Goldman L, Cohn P F, Mudge G H, Hashimoto B, Sherman H, Wynne J, Flatley M
Am J Med. 1983 Jul;75(1):49-56. doi: 10.1016/0002-9343(83)91167-1.
To determine the clinical utility and management impact of M-mode echocardiography, 182 echocardiograms were analyzed at a university teaching hospital. The physicians who ordered the echocardiograms said that 12 percent provided crucial information that was not available from other tests and that 26 percent resulted in a change in patient management. According to two independent board-certified cardiologist-reviewers, 86 percent of echocardiograms were appropriately ordered, but only 15 echocardiograms (8 percent) were actually needed for a change to a new and appropriate management. According to the reviewers, the 77 Group I M-mode echocardiograms (those ordered to evaluate left ventricular function, left atrial size, potential cardiac sources of emboli, or the possibility of bacterial endocarditis, or those ordered in patients who, according to the ordering physician, had undergone or would undergo catheterization regardless of the results of echocardiography) were less likely than the 105 Group II M-mode echocardiograms (those ordered to evaluate possible mitral valve prolapse, hypertrophic cardiomyopathy, valvular function, or the pericardium) to be ordered appropriately, to provide helpful information, or to provide crucial results.

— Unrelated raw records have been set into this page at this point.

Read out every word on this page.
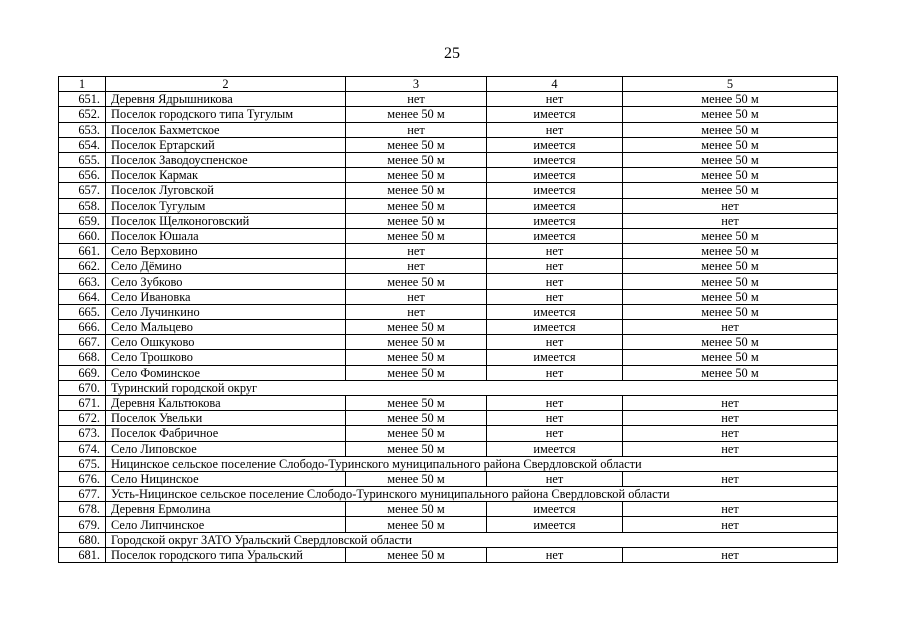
25
1	2	3	4	5
651.	Деревня Ядрышникова	нет	нет	менее 50 м
652.	Поселок городского типа Тугулым	менее 50 м	имеется	менее 50 м
653.	Поселок Бахметское	нет	нет	менее 50 м
654.	Поселок Ертарский	менее 50 м	имеется	менее 50 м
655.	Поселок Заводоуспенское	менее 50 м	имеется	менее 50 м
656.	Поселок Кармак	менее 50 м	имеется	менее 50 м
657.	Поселок Луговской	менее 50 м	имеется	менее 50 м
658.	Поселок Тугулым	менее 50 м	имеется	нет
659.	Поселок Щелконоговский	менее 50 м	имеется	нет
660.	Поселок Юшала	менее 50 м	имеется	менее 50 м
661.	Село Верховино	нет	нет	менее 50 м
662.	Село Дёмино	нет	нет	менее 50 м
663.	Село Зубково	менее 50 м	нет	менее 50 м
664.	Село Ивановка	нет	нет	менее 50 м
665.	Село Лучинкино	нет	имеется	менее 50 м
666.	Село Мальцево	менее 50 м	имеется	нет
667.	Село Ошкуково	менее 50 м	нет	менее 50 м
668.	Село Трошково	менее 50 м	имеется	менее 50 м
669.	Село Фоминское	менее 50 м	нет	менее 50 м
670.	Туринский городской округ			
671.	Деревня Кальтюкова	менее 50 м	нет	нет
672.	Поселок Увельки	менее 50 м	нет	нет
673.	Поселок Фабричное	менее 50 м	нет	нет
674.	Село Липовское	менее 50 м	имеется	нет
675.	Ницинское сельское поселение Слободо-Туринского муниципального района Свердловской области			
676.	Село Ницинское	менее 50 м	нет	нет
677.	Усть-Ницинское сельское поселение Слободо-Туринского муниципального района Свердловской области			
678.	Деревня Ермолина	менее 50 м	имеется	нет
679.	Село Липчинское	менее 50 м	имеется	нет
680.	Городской округ ЗАТО Уральский Свердловской области			
681.	Поселок городского типа Уральский	менее 50 м	нет	нет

Group I echocardiograms had reviewer-assessed appropriate management impact in only one case (1 percent) compared with a 13 percent rate of management impact for Group II M-mode echocardiograms (p less than 0.01). Although echocardiography can be accurate and valuable with yields similar to those of other noninvasive procedures, 77 (42 percent) of 182 M-mode echocardiograms in this hospital could be predicted at the time of ordering to be in a low-yield group.
为了确定M型超声心动图的临床实用性和对治疗管理的影响,一家大学教学医院对182份超声心动图进行了分析。开具超声心动图检查单的医生表示,12%的检查提供了其他检查无法获得的关键信息,26%的检查导致了患者治疗管理的改变。根据两位独立的获得董事会认证的心脏病专家评审员的意见,86%的超声心动图检查单开具得合理,但实际上只有15份超声心动图(8%)对于改变为新的合适治疗管理是必需的。评审员认为,第I组的77份M型超声心动图(那些为评估左心室功能、左心房大小、潜在心脏栓子来源、细菌性心内膜炎可能性而开具的,或者是开具给那些根据开单医生说法无论超声心动图结果如何已经接受或将要接受导管插入术的患者的)相比第II组的105份M型超声心动图(那些为评估可能的二尖瓣脱垂、肥厚型心肌病、瓣膜功能或心包而开具的),在开具合理性、提供有用信息或提供关键结果方面的可能性更低。第I组超声心动图在评审员评估下仅在1例(1%)中对治疗管理有影响,而第II组M型超声心动图的治疗管理影响率为13%(p小于0.01)。尽管超声心动图可以像其他非侵入性检查一样准确且有价值,但在这家医院,182份M型超声心动图中有77份(42%)在开单时就可预测为低收益组。